Although 358 of the 377 A340s built remain in service, more than 50 sit in storage. A340 sales dried up when operators moved into twin-engine widebodies, such as the sibling A330 and the Boeing 777, both of which offered improved efficiency and approval for extended-range operations previously the domain of four-engine aircraft.
To increase accommodation, Airbus proposes to introduce 35 seats in place of a forward toilet and a mid-cabin galley. The reconfigured cabin sports a single-class layout of eight-abreast seating at a standard 32-inch pitch.
The layout adds new seat rows, with some existing rows reconfigured. A two-class configuration seats 457 economy passengers nine-abreast in 16.7-inch units, notwithstanding the 18-inch minimum width advocated recently by the manufacturer. Airbus hopes it will not need to perform a “live” emergency-evacuation demonstration if analysis of the arrangement (retaining four exits on each side) shows compliance with requirements, said asset-management marketing director Marino Modena.
At 475 seats, the A340 would accommodate 8 percent more passengers while offering a 7-percent reduction in cash operating costs valued at a potential extra $5.5 million revenue per year. An A320/A330 operator introducing four A340-600s can save $1.25 million per year per aircraft, said Airbus. Savings accrue from commonality in parts, maintenance and training, compared with the cost of introducing a non-Airbus type.
An operator choosing the A340-600 over the Boeing 747-400 can enjoy a potential revenue advantage of $557,000 per month after accounting for all cost factors, according to Airbus. The estimate assumes 475 A340-600 single-class passengers and 510 travelers on the 747-400, fuel at $3 per U.S. gallon, and a 4,000-nm flight performed 584 times a year.
Compared with a new 777-300ER, Airbus claims a “mature” A340-600 would generate $433,000 per month more revenue, based on respective lease rates of $1.3 million per month and $450,000 per month. An A340-600 would make $216,000 per month more than a 777-200LR, it added.

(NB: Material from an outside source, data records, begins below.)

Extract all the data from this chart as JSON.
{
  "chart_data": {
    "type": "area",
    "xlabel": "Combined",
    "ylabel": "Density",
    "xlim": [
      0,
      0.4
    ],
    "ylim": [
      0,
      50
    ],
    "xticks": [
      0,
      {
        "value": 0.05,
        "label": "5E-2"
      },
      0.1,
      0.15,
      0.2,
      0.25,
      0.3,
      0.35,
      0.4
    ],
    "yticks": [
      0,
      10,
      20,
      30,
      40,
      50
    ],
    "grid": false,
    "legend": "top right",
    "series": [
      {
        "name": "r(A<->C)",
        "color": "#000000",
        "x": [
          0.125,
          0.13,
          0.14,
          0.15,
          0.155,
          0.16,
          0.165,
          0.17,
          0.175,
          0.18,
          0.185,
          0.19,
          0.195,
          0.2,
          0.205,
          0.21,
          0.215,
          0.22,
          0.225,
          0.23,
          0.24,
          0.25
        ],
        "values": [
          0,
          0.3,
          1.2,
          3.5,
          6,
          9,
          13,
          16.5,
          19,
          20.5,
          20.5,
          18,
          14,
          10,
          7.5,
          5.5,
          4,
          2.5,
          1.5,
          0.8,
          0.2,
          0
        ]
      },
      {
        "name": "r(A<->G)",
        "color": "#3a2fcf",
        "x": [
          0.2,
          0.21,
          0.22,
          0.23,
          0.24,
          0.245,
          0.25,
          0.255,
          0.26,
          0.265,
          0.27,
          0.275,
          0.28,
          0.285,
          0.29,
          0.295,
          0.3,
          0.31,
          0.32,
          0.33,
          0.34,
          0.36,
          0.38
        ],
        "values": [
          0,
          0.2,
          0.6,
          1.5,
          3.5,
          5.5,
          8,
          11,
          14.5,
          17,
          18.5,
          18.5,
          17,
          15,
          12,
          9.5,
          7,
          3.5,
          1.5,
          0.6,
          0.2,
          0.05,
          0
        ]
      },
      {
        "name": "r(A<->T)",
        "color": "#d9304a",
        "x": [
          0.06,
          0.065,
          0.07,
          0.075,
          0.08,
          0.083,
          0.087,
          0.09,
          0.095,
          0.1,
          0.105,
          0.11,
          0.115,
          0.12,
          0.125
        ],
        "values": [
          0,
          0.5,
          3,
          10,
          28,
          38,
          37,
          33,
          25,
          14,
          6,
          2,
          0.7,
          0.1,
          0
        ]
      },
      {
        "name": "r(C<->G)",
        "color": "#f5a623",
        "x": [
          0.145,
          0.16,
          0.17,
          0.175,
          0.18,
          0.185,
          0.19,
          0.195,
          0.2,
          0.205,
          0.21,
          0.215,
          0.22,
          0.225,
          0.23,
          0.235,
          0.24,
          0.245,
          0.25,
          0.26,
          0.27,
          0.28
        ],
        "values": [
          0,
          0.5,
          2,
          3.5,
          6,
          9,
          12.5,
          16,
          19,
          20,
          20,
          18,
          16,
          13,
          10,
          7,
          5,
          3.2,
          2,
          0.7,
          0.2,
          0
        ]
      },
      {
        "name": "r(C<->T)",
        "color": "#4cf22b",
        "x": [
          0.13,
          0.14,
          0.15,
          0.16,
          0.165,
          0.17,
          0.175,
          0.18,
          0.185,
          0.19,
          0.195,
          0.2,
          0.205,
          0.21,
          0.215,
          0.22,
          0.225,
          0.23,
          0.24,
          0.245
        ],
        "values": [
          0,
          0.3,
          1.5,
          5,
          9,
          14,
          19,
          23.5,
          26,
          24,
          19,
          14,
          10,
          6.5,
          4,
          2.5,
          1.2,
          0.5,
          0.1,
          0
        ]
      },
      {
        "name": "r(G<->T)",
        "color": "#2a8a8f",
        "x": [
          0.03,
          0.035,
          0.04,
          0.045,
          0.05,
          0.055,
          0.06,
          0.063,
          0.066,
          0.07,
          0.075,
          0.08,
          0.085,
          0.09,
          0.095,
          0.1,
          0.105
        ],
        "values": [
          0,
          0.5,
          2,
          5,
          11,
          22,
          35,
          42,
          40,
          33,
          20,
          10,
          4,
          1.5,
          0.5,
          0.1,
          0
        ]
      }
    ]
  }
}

Rolls-Royce aims to reduce Trent 500 four-engine maintenance costs to those of a Boeing 777-300ER’s two General Electric GE90-115s by improving service support, including “proactive use of used and repaired components and engine exchange.” A retrofit Trent 500 “enhanced-performance-plus” fuel-burn reduction package scheduled to enter service in the middle of next year would to save up to $200,000 in fuel per aircraft per year, according to Airbus.